SYDNEY - A relative of Australian serial killer Ivan Milat, who murdered seven backpackers in the 1990s, was Friday jailed for at least 30 years for axing a teenage friend to death for a "thrill".
Matthew Milat, who pleaded guilty, was sentenced for killing the boy in the same forest in New South Wales state in which his great-uncle dumped the bodies of his young British, German and Australian victims.
The 19-year-old's accomplice, Cohen Klein, who also pleaded guilty to murdering David Auchterlonie on his 17th birthday, was jailed for at least 22 years.
"This was a thrill kill on the part of (Matthew) Milat," said New South Wales Supreme Court judge Jane Mathews of the murder, which was recorded on a mobile phone.
"He took the life of an innocent young man who was unfortunate enough to be his friend, in an unimaginable, cruel, brutal and violent manner solely for his own personal enjoyment."
The court heard Milat had said he was going to commit a murder, but his friends assumed he was joking.
Klein and another teenager, who has not been charged, drove with Milat and Auchterlonie into Belanglo forest in November 2010.

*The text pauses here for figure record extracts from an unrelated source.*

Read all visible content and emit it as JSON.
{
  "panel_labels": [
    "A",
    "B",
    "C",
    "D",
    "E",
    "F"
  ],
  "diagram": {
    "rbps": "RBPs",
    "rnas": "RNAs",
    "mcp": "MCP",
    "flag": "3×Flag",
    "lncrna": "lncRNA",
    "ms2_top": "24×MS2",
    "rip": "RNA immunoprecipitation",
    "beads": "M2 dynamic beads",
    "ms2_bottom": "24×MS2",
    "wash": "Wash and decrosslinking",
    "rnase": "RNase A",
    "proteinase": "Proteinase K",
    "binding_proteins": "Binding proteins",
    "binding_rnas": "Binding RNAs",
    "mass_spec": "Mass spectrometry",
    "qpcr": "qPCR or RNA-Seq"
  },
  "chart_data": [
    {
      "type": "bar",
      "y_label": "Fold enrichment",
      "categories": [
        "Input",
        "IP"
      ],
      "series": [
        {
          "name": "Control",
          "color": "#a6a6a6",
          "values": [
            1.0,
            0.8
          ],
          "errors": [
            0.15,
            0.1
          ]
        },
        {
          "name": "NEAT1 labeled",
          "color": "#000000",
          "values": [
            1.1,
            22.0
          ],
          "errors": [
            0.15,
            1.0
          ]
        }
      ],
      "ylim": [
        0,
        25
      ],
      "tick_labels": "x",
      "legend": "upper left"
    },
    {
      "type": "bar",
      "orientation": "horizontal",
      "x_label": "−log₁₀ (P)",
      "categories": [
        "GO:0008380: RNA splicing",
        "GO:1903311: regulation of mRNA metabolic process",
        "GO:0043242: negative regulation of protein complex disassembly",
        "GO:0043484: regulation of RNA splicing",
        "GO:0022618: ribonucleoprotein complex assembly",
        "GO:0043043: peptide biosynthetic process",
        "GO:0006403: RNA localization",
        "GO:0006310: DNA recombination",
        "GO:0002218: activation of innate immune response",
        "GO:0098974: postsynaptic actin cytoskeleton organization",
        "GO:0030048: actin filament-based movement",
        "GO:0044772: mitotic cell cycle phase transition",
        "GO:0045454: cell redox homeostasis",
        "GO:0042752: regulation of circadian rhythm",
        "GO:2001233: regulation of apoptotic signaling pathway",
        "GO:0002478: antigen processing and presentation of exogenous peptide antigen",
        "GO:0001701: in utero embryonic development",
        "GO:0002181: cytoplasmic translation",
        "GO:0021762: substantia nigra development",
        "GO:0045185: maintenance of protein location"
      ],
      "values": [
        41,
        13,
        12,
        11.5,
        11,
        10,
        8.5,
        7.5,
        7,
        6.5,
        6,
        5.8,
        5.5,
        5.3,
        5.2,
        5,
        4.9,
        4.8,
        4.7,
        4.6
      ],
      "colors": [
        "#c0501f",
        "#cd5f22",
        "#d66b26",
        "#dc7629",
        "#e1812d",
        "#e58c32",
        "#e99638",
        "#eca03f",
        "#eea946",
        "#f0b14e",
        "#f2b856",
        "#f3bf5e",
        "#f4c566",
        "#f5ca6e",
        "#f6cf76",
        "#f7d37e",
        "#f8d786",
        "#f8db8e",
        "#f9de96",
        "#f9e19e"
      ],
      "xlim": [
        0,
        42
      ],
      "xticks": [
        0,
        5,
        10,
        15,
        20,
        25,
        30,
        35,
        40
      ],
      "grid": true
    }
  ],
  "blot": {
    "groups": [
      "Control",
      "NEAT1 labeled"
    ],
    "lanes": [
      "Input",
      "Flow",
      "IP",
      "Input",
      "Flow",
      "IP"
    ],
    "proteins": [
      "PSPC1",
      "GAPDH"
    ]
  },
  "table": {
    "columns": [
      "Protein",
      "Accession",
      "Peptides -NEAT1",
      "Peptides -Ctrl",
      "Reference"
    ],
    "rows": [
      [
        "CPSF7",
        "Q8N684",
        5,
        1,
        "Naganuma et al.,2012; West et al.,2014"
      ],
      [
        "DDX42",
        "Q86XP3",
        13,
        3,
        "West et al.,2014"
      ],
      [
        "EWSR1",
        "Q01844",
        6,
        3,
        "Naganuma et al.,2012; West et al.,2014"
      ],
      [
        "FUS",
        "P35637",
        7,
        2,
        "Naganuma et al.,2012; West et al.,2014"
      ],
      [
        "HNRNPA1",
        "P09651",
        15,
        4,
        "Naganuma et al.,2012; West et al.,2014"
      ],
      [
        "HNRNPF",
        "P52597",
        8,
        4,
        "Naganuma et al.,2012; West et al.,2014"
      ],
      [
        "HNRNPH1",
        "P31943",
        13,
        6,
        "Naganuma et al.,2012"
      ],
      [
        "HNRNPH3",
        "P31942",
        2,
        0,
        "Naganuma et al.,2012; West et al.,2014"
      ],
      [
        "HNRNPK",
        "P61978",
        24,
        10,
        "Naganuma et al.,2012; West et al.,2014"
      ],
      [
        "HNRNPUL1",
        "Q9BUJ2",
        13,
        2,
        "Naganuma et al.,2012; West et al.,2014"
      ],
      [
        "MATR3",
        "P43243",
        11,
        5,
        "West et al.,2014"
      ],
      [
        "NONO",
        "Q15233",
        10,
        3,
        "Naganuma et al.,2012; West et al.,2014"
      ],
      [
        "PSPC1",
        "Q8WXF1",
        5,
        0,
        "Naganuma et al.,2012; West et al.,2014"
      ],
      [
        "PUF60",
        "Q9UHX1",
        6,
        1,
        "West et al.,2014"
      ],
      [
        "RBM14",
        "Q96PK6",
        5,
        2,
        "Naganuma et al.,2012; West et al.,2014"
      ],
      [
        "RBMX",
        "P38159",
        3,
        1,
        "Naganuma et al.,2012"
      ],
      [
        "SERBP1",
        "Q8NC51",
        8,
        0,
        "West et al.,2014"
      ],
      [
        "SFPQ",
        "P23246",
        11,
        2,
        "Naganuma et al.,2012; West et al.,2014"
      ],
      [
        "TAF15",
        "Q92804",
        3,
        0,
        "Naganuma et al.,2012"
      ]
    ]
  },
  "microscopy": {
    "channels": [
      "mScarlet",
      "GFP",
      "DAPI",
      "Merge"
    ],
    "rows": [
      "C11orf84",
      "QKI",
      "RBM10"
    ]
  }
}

Milat at first swung a double bladed axe into the victim's torso and accused him of telling people about a theft he had committed.
Auchterlonie was then told to lie face down on the ground as the killer threatened him for 10 minutes, saying: "You move, I chop your head off."
The phone provided chilling audio of the victim sobbing and begging "don't do this to me" and the sound of an axe hitting him.
Psychiatrists testified that poetry written by Milat after the murder, and sent to his mother, glorified the crime and conveyed a sense of enjoyment in the killing.
The judge said Milat gloated about the murder, saying: "That's what the Milats do". She added that in the poems "he almost appeared to be revelling in the events".
His great-uncle Ivan was sentenced to seven life sentences in 1996 over a string of backpacker murders that terrified Australia.
He remains in jail after being convicted following sensational evidence from Paul Onions, a British hitchhiker who escaped death in 1990 by jumping out of Milat's vehicle when he pulled a gun on him.
Onions reported the incident to police at the time and years later when he saw news reports of bodies found in Belanglo, contacted the Australian High Commission in London, eventually providing crucial evidence at the trial.
Auchterlonie's mother told reporters outside the court she was glad Matthew Milat got as long as he did.
"It will never ever be truly enough because David is gone, and (Milat) can be released in time and go and live some of his life," she said.
"But I'm just glad that he didn't get any less."
Grandmother, Sandra Auchterlonie, added of Milat: "He makes me sick. He is just so cold blooded, callous and heartless."